SOBREPROTECCIÓN

Hoy una entrevista en un diario local al pedagogo Francesco Tonucci, que habla sobre el daño que hace la sobreprotección a los niños, me ha hecho recordar que hay una ciudad italiana que siguiendo sus recomendaciones, ha marcado las vías y calles que conducen a los colegios, por las que los niños pueden ir solos sin necesidad de que les acompañen. Al ser unas calles señaladas, los niños de distintas edades se encuentran y finalmente, no van solos. También hay comercios en esas rutas que tienen una pegatina (creo que un osito) por la que los niños saben que pueden entrar y pedir ayuda si les pasa algo, o que les dejarán llamar por teléfono si lo necesitan.
Ir al colegio solos les da a los niños un espacio de autonomía, pero en estas ciudades tan motorizadas y tan grandes en las que vivimos, es difícil que unos padres dejen que los niños vayan solos. No todas las familias tienen la suerte de tener la escuela no muy lejos o a la distancia razonable como en la que vivo yo, y el uso del coche se ha generalizado. Hemos convertido nuestras ciudades en monstruos, donde vivimos muchas personas, pero todos aislados. Las rutas de la ciudad de Tonucci, pensadas para que los niños lleguen sin sus padres al cole (pero no solos porque están sus compañeros y compañeros mayores o más pequeños), convierten la ciudad en una comunidad segura. Todos los adultos son responsables de la seguridad de los niños y éstos pueden entonces, disfrutar de ese espacio en la que el padre o la madre y sus normas no están siempre presentes.
Es cierto también lo que dice Tonucci en la entrevista: que a los padres nos ha dado en nuestra generación un ataque de sobreprotección a los niños que en Europa, no se corresponde con el peligro real. Pensamos que los niños no serán capaces de mirar antes de cruzar, o pararse en un semáforo, o que no serán capaces de decirle no al caramelo que les ofrece un extraño. Los niños lo perciben, porque cuando le digo a mi hijo "a tu edad ya hacía eso yo sola desde hacía tiempo", él me contesta que eran otros tiempos...
Fotografía de Andy Prokh
Hablando de caramelos de extraños, a mí me sucedió lo que temen los padres con sus hijas. Cuando tenía 5 años un pederasta me engañó cuando jugaba en la calle. Me salvó que una amiga del barrio que era mayor que yo, que viendo que era raro que me hubiera llevado un extraño, avisó a mi madre. Los gritos de mi madre me salvaron de que el abuso llegara a algo más que tocamientos.
 Pero lo peor pasó cuando tenía 14. Viajé un verano a Canadá a casa de mi tía, una hermana de mi madre que había emigrado a Montreal. Me llevaron de vacaciones a una playa de Estados Unidos y me iba a dar largos paseos con el marido de mi tía. Allí, y alejados de la gente y de los salvavidas, mi tío quiso abusar de mí. Eso sí que fue traumático, no por lo que intentó hacerme, sino por la traición de la confianza. Quizá un niño pueda soportar algunas cosas, pero lo verdaderamente traumático es que abusen aquellos en los que ha depositado su confianza. Hay que decir, no obstante, que el trauma se diluyó gracias a que afortunadamente tenía que volver a casa y Mallorca está muy lejos de Montreal...

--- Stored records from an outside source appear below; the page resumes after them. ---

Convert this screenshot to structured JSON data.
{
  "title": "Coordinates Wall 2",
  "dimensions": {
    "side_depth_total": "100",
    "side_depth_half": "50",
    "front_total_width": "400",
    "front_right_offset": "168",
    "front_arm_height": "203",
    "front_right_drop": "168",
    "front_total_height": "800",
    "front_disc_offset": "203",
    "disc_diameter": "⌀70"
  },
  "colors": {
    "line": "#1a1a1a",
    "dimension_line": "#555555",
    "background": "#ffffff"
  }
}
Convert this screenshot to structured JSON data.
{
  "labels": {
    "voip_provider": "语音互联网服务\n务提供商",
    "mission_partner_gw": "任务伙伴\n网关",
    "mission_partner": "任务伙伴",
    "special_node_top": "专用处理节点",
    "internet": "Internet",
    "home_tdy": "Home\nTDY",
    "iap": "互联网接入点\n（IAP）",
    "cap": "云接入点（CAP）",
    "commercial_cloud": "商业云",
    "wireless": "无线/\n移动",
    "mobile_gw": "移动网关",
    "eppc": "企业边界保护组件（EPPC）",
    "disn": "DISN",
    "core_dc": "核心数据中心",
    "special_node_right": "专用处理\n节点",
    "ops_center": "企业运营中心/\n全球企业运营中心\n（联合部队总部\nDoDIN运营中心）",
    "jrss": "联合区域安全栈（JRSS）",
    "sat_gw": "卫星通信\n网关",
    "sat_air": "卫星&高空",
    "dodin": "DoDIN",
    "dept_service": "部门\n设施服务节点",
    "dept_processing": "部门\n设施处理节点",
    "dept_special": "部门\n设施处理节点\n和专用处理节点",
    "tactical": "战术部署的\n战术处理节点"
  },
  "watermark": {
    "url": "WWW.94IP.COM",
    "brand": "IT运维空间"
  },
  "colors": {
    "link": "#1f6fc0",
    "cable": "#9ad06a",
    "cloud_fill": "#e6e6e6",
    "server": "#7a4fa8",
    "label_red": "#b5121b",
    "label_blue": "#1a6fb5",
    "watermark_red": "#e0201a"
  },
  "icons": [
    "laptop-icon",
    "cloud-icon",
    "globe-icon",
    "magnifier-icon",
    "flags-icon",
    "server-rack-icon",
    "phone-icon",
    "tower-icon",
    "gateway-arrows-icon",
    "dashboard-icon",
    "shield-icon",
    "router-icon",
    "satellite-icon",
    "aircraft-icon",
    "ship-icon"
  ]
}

A veces me he preguntado porqué yo, que sí que viví los peligros, no soy una madre sobreprotectora. Quizá porque aprendí con lo que me pasó, que hay personas de las que no puedes fiarte, pero que el mundo no se compone sólo de esas personas. Siempre puedes volver a casa, y tu madre te espera para consolarte. Y porque se pueden desarrollar recursos de autoprotección y de demanda de ayuda.

Por eso es que pienso que más que sobreproteger a los niños, deberíamos crear comunidades seguras donde los niños puedan desarrollar su autonomía sin la omnipresencia asfixiante de los padres.